What is already known about this topic and why is it important?
Registry analysis demonstrated home dialysis usage varies widely by centre, despite clear economic and likely patient benefits. This included poorer access to home dialysis for deprived/BAME populations, but the drivers for these differences remain unclear. A previous analysis (Castledine et al, NDT) described some broad-brush practices associated with higher home dialysis usage
How will you carry out your study?
WP1 – Ethnographic study of 4 centres selected to represent good and average practice, including areas with significant BAME and deprived populations. Non-participant observation, plus think-aloud interviews and semi-structured interviews of staff and patients will be used.
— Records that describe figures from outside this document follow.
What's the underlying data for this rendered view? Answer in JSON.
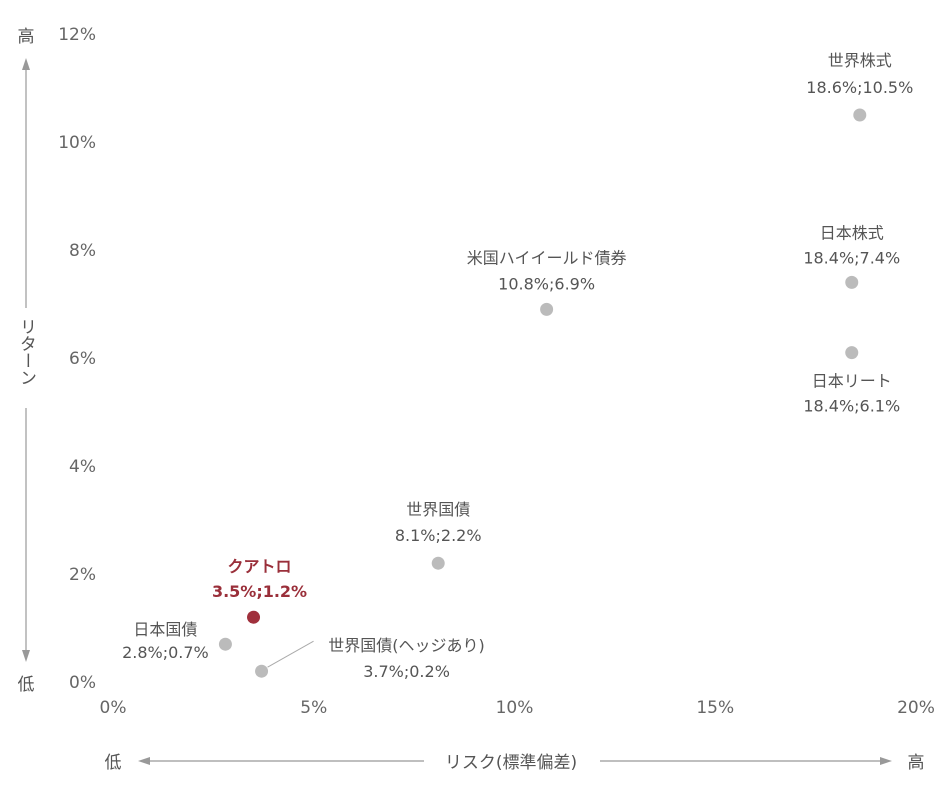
{
  "chart_data": {
    "type": "scatter",
    "xlabel": "リスク(標準偏差)",
    "ylabel": "リターン",
    "x_low": "低",
    "x_high": "高",
    "y_low": "低",
    "y_high": "高",
    "xlim": [
      0,
      20
    ],
    "ylim": [
      0,
      12
    ],
    "x_ticks": [
      "0%",
      "5%",
      "10%",
      "15%",
      "20%"
    ],
    "y_ticks": [
      "0%",
      "2%",
      "4%",
      "6%",
      "8%",
      "10%",
      "12%"
    ],
    "grid": false,
    "colors": {
      "normal": "#bbbbbb",
      "highlight": "#a0303c",
      "text": "#555555",
      "axis": "#999999"
    },
    "points": [
      {
        "name": "世界株式",
        "value_label": "18.6%;10.5%",
        "x": 18.6,
        "y": 10.5,
        "highlight": false
      },
      {
        "name": "日本株式",
        "value_label": "18.4%;7.4%",
        "x": 18.4,
        "y": 7.4,
        "highlight": false
      },
      {
        "name": "日本リート",
        "value_label": "18.4%;6.1%",
        "x": 18.4,
        "y": 6.1,
        "highlight": false
      },
      {
        "name": "米国ハイイールド債券",
        "value_label": "10.8%;6.9%",
        "x": 10.8,
        "y": 6.9,
        "highlight": false
      },
      {
        "name": "世界国債",
        "value_label": "8.1%;2.2%",
        "x": 8.1,
        "y": 2.2,
        "highlight": false
      },
      {
        "name": "クアトロ",
        "value_label": "3.5%;1.2%",
        "x": 3.5,
        "y": 1.2,
        "highlight": true
      },
      {
        "name": "日本国債",
        "value_label": "2.8%;0.7%",
        "x": 2.8,
        "y": 0.7,
        "highlight": false
      },
      {
        "name": "世界国債(ヘッジあり)",
        "value_label": "3.7%;0.2%",
        "x": 3.7,
        "y": 0.2,
        "highlight": false
      }
    ]
  }
}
WP2 – detailed survey of all English renal units describing centre-level characteristics relevant to home dialysis usage, based on known associations, those considered potentially relevant and those identified by the ethnographic study (WP1). These results will be combined with patient-level Registry data, allowing a graphical Markov model to identify potentially important drivers of home dialysis and a multistate model to estimate effects from changing practices.
WP3 – A health economic model reflecting the range of health states associated with renal replacement therapy will be informed by the output from WP2 to quantify the potential impact of changing practice.
WP4 - combine the data from previous WP’s to synthesise/interpret it in order to develop a number of potential intervention bundles that could reduce/eliminate the centre effect in home therapy uptake. The impact of these bundles will then, in an iterative process with the data from WP2 and WP3, be assessed using the explanatory statistical model and the updated health economic model for the trade-off between benefits/ceiling costs.
WP5 - development of an intervention by co-design in two workshops, with representation from doctors, nurses, allied health professionals, patients and policy leads.
How will you decide which patients are included in your study?
All incident RRT patients over the most recent complete 4 year period.
How many patients do you anticipate including?
We anticipate approximately 31,000 patients
For how long will you follow up these patients?
Until the date of most recent data i.e. the end of the 4 year block.
What value will UKRR data add to the project?
This will form a crucial part of the study, allowing identification of the underlying drivers of home dialysis to inform development of an effective intervention. It will also allow the estimation of rates of dialysis use modalities, transplant and mortality, to understand the impact of change and health economic benefit from the recommended intervention.
What new information will your study generate and how will this benefit patients?
This study will produce the most detailed understanding of drivers of home dialysis usage and the patient and health economic benefits associated with effective interventions. Patients will benefit through introduction of an intervention that will address between-centre variation, as well as improved access to home dialysis for deprived and BAME groups where there is currently variability in practice and outcome.